Алеша Малахов, высокий и по-юношески гибкий парень, сидит на кухне и с увлечением читает Майн Рида. Впрочем, в его возрасте, весной ему исполнилось шестнадцать, это было неудивительно: кого в юные годы не манили дальние страны, кому не хотелось быть сильным и бесстрашным первопроходцем, защищать угнетенных и порабощенных? Но если бы кто-нибудь, не знакомый с Алешей, заглянул через плечо юноши, то, пожалуй, мог опешить: книга в добротном темно-зеленом переплете была на английском, и, судя по беглости чтения, этот язык он знал в совершенстве.

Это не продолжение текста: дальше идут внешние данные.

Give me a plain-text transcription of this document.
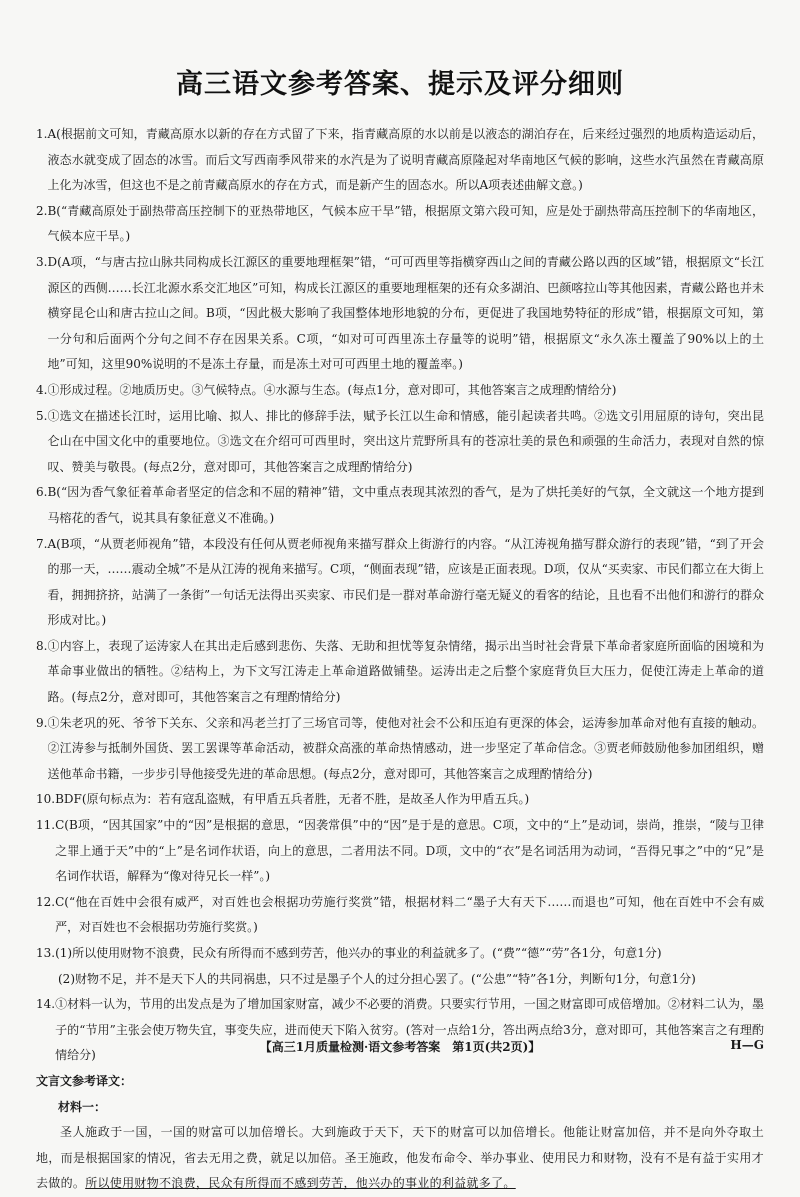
高三语文参考答案、提示及评分细则
1. A(根据前文可知，青藏高原水以新的存在方式留了下来，指青藏高原的水以前是以液态的湖泊存在，后来经过强烈的地质构造运动后，液态水就变成了固态的冰雪。而后文写西南季风带来的水汽是为了说明青藏高原隆起对华南地区气候的影响，这些水汽虽然在青藏高原上化为冰雪，但这也不是之前青藏高原水的存在方式，而是新产生的固态水。所以A项表述曲解文意。)
2. B(“青藏高原处于副热带高压控制下的亚热带地区，气候本应干旱”错，根据原文第六段可知，应是处于副热带高压控制下的华南地区，气候本应干旱。)
3. D(A项，“与唐古拉山脉共同构成长江源区的重要地理框架”错，“可可西里等指横穿西山之间的青藏公路以西的区域”错，根据原文“长江源区的西侧……长江北源水系交汇地区”可知，构成长江源区的重要地理框架的还有众多湖泊、巴颜喀拉山等其他因素，青藏公路也并未横穿昆仑山和唐古拉山之间。B项，“因此极大影响了我国整体地形地貌的分布，更促进了我国地势特征的形成”错，根据原文可知，第一分句和后面两个分句之间不存在因果关系。C项，“如对可可西里冻土存量等的说明”错，根据原文“永久冻土覆盖了90%以上的土地”可知，这里90%说明的不是冻土存量，而是冻土对可可西里土地的覆盖率。)
4. ①形成过程。②地质历史。③气候特点。④水源与生态。(每点1分，意对即可，其他答案言之成理酌情给分)
5. ①选文在描述长江时，运用比喻、拟人、排比的修辞手法，赋予长江以生命和情感，能引起读者共鸣。②选文引用屈原的诗句，突出昆仑山在中国文化中的重要地位。③选文在介绍可可西里时，突出这片荒野所具有的苍凉壮美的景色和顽强的生命活力，表现对自然的惊叹、赞美与敬畏。(每点2分，意对即可，其他答案言之成理酌情给分)
6. B(“因为香气象征着革命者坚定的信念和不屈的精神”错，文中重点表现其浓烈的香气，是为了烘托美好的气氛，全文就这一个地方提到马榕花的香气，说其具有象征意义不准确。)
7. A(B项，“从贾老师视角”错，本段没有任何从贾老师视角来描写群众上街游行的内容。“从江涛视角描写群众游行的表现”错，“到了开会的那一天，……震动全城”不是从江涛的视角来描写。C项，“侧面表现”错，应该是正面表现。D项，仅从“买卖家、市民们都立在大街上看，拥拥挤挤，站满了一条街”一句话无法得出买卖家、市民们是一群对革命游行毫无疑义的看客的结论，且也看不出他们和游行的群众形成对比。)
8. ①内容上，表现了运涛家人在其出走后感到悲伤、失落、无助和担忧等复杂情绪，揭示出当时社会背景下革命者家庭所面临的困境和为革命事业做出的牺牲。②结构上，为下文写江涛走上革命道路做铺垫。运涛出走之后整个家庭背负巨大压力，促使江涛走上革命的道路。(每点2分，意对即可，其他答案言之有理酌情给分)
9. ①朱老巩的死、爷爷下关东、父亲和冯老兰打了三场官司等，使他对社会不公和压迫有更深的体会，运涛参加革命对他有直接的触动。②江涛参与抵制外国货、罢工罢课等革命活动，被群众高涨的革命热情感动，进一步坚定了革命信念。③贾老师鼓励他参加团组织，赠送他革命书籍，一步步引导他接受先进的革命思想。(每点2分，意对即可，其他答案言之成理酌情给分)
10. BDF(原句标点为：若有寇乱盗贼，有甲盾五兵者胜，无者不胜，是故圣人作为甲盾五兵。)
11. C(B项，“因其国家”中的“因”是根据的意思，“因袭常俱”中的“因”是于是的意思。C项，文中的“上”是动词，崇尚，推崇，“陵与卫律之罪上通于天”中的“上”是名词作状语，向上的意思，二者用法不同。D项，文中的“衣”是名词活用为动词，“吾得兄事之”中的“兄”是名词作状语，解释为“像对待兄长一样”。)
12. C(“他在百姓中会很有威严，对百姓也会根据功劳施行奖赏”错，根据材料二“墨子大有天下……而退也”可知，他在百姓中不会有威严，对百姓也不会根据功劳施行奖赏。)
13. (1)所以使用财物不浪费，民众有所得而不感到劳苦，他兴办的事业的利益就多了。(“费”“德”“劳”各1分，句意1分)
(2)财物不足，并不是天下人的共同祸患，只不过是墨子个人的过分担心罢了。(“公患”“特”各1分，判断句1分，句意1分)
14. ①材料一认为，节用的出发点是为了增加国家财富，减少不必要的消费。只要实行节用，一国之财富即可成倍增加。②材料二认为，墨子的“节用”主张会使万物失宜，事变失应，进而使天下陷入贫穷。(答对一点给1分，答出两点给3分，意对即可，其他答案言之有理酌情给分)
文言文参考译文：
材料一：
圣人施政于一国，一国的财富可以加倍增长。大到施政于天下，天下的财富可以加倍增长。他能让财富加倍，并不是向外夺取土地，而是根据国家的情况，省去无用之费，就足以加倍。圣王施政，他发布命令、举办事业、使用民力和财物，没有不是有益于实用才去做的。所以使用财物不浪费，民众有所得而不感到劳苦，他兴办的事业的利益就多了。
【高三1月质量检测·语文参考答案　第1页(共2页)】	H—G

Еще большее удивление и восхищение, случись кому сойтись с Алешей Малаховым поближе, можно было испытать, узнав, что он так же свободно владеет французским и немецким.
Нельзя сказать, что Алеша был полиглотом. Например, английский язык ему на первых порах давался с трудом, чего нельзя сказать об остальных двух: на французском он начал говорить почти с пеленок, а немецкий выучил погодя, годам к десяти. Пожалуй, если б не мать, которая знала пять европейских языков и работала переводчицей Торговой палаты, английским Алеша заниматься не стал бы. Но мать, с виду хрупкая и слабая, обладала железной волей, и пришлось ему скрепя сердце корпеть по вечерам и в выходные дни над учебниками, спрягая глаголы и до ломоты в языке отрабатывая правильное произношение.